Amepou was born in Madang in 1988 and attended Holy Spirit Primary School, then Tushab Secondary School. She studied at the University of Papua New Guinea and graduated in 2011 with a Bachelor of Science with a focus on marine biology. After graduation from her BSc, during her honours year of study, she volunteered for the "Piku" project, a Canberra University research and conservation program to protect the endangered Papuan softshell turtle - Carettochelys insculpta. The project was funded by ExxonMobil, which then funded her incomplete Master's degree at the Institute for Applied Ecology at the University of Canberra. In 2019 she was appointed Director of the Piku Biodiversity Network Inc., which emerged from the previous conservation programme. Human harvesting of the turtles is the major threat they face in Papua New Guinea, and Amepou's work encourages communities to self-impose no-harvest zones and to monitor turtle numbers to try to build sustainable populations.

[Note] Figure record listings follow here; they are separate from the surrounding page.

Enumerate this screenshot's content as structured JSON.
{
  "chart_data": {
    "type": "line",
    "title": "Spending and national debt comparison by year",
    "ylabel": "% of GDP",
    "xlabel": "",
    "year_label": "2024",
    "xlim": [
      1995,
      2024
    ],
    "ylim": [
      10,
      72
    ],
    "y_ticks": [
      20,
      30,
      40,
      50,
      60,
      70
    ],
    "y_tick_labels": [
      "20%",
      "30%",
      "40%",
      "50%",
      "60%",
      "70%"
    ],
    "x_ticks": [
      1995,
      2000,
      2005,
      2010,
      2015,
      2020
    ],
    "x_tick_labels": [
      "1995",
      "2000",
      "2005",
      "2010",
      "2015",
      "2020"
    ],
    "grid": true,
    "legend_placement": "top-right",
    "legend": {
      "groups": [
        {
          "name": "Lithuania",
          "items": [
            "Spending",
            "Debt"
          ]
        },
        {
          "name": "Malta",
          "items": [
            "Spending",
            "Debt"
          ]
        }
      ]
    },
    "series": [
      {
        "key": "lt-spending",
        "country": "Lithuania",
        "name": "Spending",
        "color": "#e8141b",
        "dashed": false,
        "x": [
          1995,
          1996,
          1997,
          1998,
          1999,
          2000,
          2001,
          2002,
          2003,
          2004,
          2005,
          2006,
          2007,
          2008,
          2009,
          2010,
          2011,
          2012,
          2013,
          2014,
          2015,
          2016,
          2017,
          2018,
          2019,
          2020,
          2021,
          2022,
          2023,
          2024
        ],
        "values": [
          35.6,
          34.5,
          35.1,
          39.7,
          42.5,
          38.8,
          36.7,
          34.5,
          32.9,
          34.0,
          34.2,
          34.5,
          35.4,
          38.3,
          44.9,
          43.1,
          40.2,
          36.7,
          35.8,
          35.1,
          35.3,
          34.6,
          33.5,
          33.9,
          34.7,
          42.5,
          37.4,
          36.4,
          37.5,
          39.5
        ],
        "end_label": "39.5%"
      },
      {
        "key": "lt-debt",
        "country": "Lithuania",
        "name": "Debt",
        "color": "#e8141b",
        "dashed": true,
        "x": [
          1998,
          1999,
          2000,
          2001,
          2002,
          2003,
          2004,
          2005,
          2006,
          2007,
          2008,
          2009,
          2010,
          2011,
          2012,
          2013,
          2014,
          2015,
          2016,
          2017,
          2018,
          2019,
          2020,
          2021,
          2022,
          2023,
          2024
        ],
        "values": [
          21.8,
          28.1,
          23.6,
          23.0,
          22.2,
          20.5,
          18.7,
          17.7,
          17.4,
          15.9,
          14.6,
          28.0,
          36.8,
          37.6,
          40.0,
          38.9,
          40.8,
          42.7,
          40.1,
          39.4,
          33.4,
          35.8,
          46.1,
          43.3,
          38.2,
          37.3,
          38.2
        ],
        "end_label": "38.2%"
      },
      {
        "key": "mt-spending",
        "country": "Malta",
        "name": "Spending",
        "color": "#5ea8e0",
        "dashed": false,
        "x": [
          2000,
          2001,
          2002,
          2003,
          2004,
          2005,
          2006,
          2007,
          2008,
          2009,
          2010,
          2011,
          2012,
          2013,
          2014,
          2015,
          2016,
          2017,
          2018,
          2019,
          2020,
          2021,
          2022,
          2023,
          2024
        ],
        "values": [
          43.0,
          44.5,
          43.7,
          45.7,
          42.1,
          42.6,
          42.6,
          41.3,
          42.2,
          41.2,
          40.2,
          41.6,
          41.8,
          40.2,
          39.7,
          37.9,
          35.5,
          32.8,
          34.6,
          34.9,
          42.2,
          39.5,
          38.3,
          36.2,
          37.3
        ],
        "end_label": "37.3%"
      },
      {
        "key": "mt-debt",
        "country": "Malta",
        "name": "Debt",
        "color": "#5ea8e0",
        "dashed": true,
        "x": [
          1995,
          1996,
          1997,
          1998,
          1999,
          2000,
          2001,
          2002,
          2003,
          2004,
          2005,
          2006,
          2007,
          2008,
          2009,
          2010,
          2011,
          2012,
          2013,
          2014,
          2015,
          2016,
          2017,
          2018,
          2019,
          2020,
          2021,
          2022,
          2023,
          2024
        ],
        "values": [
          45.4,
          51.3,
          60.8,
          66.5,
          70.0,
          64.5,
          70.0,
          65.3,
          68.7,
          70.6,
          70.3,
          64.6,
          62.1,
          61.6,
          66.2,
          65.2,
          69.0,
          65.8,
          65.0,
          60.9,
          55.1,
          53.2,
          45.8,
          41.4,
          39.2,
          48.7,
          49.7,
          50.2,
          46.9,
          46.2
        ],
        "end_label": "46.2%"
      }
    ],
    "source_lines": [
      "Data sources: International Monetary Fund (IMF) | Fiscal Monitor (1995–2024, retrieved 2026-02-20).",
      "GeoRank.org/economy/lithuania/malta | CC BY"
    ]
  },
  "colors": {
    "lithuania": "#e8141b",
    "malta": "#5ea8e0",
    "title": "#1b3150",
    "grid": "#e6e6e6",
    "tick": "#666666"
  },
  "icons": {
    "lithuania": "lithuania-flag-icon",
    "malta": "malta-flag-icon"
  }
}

In addition to her work on the project, she works and researches as a herpetologist. In 2015, alongside a team of Australian scientists, she described the new species Elseya rhodini and the subgenus Hanwarachelys within the genus Elseya as part of a revision of the species complex around the New Guinea snapping turtle Elseya novaeguineae. The research team worked on the entire species complex and, in addition to the newly described species, also raised Elseya schultzei, previously regarded as a synonym, to species status again. In 2017 she was part of the team that established the Endangered status of the Papuan Softshell Turtle status for the International Union for Conservation of Nature (IUCN). In June 2019, she co-authored an article appeared on the status of the chytrid fungus (Batrachochytrium dendrobatidis), which is pathogenic in numerous amphibians.

== Awards ==
- Pride of PNG Women’s Award (Environment) - 2015
- Youth Champion for Sustainable Development Goals of the United Nations - 2017

== Publications ==

- C. Eisemberg, M. Rose, B. Yaru, Y. Amepou, A. Georges: Salinity of the coastal nesting environment and its association with body size in the estuarine pig-nosed turtle. Journal of Zoology, London 295, 2015; S. 65–74.
- Scott Thomson, Yolarnie Amepou, Jim Anamiato, Arthur Georges: A new species and subgenus of Elseya (Testudines: Pleurodira: Chelidae) from New Guinea. Zootaxa 4006 (1), 21. August 2015.
- C. Eisemberg, Y. Amepou, M. Rose, B. Yaru, A. Georges: Defining priority areas through social and biological data for the pig-nosed turtle (Carettochelys insculpta) conservation program in the Kikori Region, Papua New Guinea. Journal for Nature Conservation 28, 2015; S. 19–25.
- Y. Amepou: The Piku Project: Saving Papua New Guinea's endangered pig nosed turtle. The Tortoise 5, 2016; S. 52–19.
- D. Bower, S. Clulow, Y. Amepou, A. Georges: Diaries of Frog Research Adventures in Wau Creek Research Station, Papua New Guinea. FrogLog 25(2), 2017; S. 17–21.
- Deborah S. Bower, Karen R. Lips, Yolarnie Amepou, Stephen Richards, Chris Dahl, Elizah Nagombi, Miriam Supuma, Lisa Dabek, Ross A. Alford, Lin Schwarzkopf, Mark Ziembicki, Jeffrey N. Noro, Amir Hamidy, Graeme R. Gillespie, Lee Berger, Carla Eisemberg, Yiming Li, Xuan Liu, Charlotte K. Jennings, Burhan Tjaturadi, Andrew Peters, Andrew K. Krockenberger, Dillian Nason, Mirza D. Kusrini, Rebecca J. Webb, Lee F. Skerratt, Chris Banks, Andrew L. Mack, Arthur Georges, Simon Clulow: Island of opportunity: can New Guinea protect amphibians from a globally emerging pathogen? Frontiers in Ecology and the Environment, Juni 2019.